Biosurveillance requires connectivity of diagnostic information from the farm to the lab and then back to the end-users. An area of focus has been to enhance the traceability of the information that is shared by using web-based online tools both at the front-end and back-end of the process.
"It feels like we're kind of at the dawn of a new age in the world of not only food-animal diagnostics but just animal health information management in general," said Dr.

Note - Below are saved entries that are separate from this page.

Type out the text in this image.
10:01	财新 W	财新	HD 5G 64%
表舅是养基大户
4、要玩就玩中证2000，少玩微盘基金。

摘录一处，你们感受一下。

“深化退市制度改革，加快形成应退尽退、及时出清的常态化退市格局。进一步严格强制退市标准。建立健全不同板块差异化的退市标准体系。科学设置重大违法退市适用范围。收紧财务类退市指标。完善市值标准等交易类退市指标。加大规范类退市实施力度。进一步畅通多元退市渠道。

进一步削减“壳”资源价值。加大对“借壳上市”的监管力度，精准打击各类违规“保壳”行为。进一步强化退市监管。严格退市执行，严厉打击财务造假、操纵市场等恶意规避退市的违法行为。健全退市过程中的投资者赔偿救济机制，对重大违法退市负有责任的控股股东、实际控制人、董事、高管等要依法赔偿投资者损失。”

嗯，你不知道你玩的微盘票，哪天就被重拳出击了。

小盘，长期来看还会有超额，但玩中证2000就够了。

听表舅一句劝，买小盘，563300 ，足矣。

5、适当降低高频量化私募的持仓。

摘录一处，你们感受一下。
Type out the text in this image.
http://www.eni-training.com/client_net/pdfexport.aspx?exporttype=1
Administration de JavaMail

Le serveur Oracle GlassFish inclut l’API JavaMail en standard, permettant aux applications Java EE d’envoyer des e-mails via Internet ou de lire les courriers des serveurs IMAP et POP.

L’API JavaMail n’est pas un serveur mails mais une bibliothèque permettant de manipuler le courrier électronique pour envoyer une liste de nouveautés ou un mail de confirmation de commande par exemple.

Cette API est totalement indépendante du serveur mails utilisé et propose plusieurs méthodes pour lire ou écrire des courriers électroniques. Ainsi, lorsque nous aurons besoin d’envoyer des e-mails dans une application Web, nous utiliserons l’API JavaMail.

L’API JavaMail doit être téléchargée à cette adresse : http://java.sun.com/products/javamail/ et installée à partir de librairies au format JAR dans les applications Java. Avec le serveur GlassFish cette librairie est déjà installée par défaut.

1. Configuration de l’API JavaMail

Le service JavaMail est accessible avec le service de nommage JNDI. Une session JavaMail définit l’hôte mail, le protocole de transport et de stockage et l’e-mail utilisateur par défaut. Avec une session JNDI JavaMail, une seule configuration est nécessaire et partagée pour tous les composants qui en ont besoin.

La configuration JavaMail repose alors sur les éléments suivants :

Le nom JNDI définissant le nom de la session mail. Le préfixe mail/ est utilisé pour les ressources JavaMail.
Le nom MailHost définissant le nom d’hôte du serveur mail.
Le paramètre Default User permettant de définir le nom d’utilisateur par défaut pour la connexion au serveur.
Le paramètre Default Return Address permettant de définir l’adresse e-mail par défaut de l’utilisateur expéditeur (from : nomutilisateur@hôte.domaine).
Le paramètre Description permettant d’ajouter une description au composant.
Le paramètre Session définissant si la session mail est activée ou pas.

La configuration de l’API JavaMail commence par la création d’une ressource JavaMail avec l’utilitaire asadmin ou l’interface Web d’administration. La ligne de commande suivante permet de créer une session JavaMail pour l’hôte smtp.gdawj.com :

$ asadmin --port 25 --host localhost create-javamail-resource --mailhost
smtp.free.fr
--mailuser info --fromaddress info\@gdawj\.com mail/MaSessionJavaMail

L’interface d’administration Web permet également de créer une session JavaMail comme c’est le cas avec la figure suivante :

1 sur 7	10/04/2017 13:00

Main.
Consumers would be surprised by the sophistication of real-time biosurveillance, which is essentially the detection presence, absence of alternative pathogens both antigens as well as their anti-bodies status in real-time to make preventative medicine type applications, he said.
"We live in an increasingly globalized world, globalized economy with movement of people and trade, and so for certain our team at the lab works closely with our clientele to say and do everything we can do to help preserve the health and well-being of the animals that they're raising because all those healthy animals mean safe food," he said. "That's what we're here to do."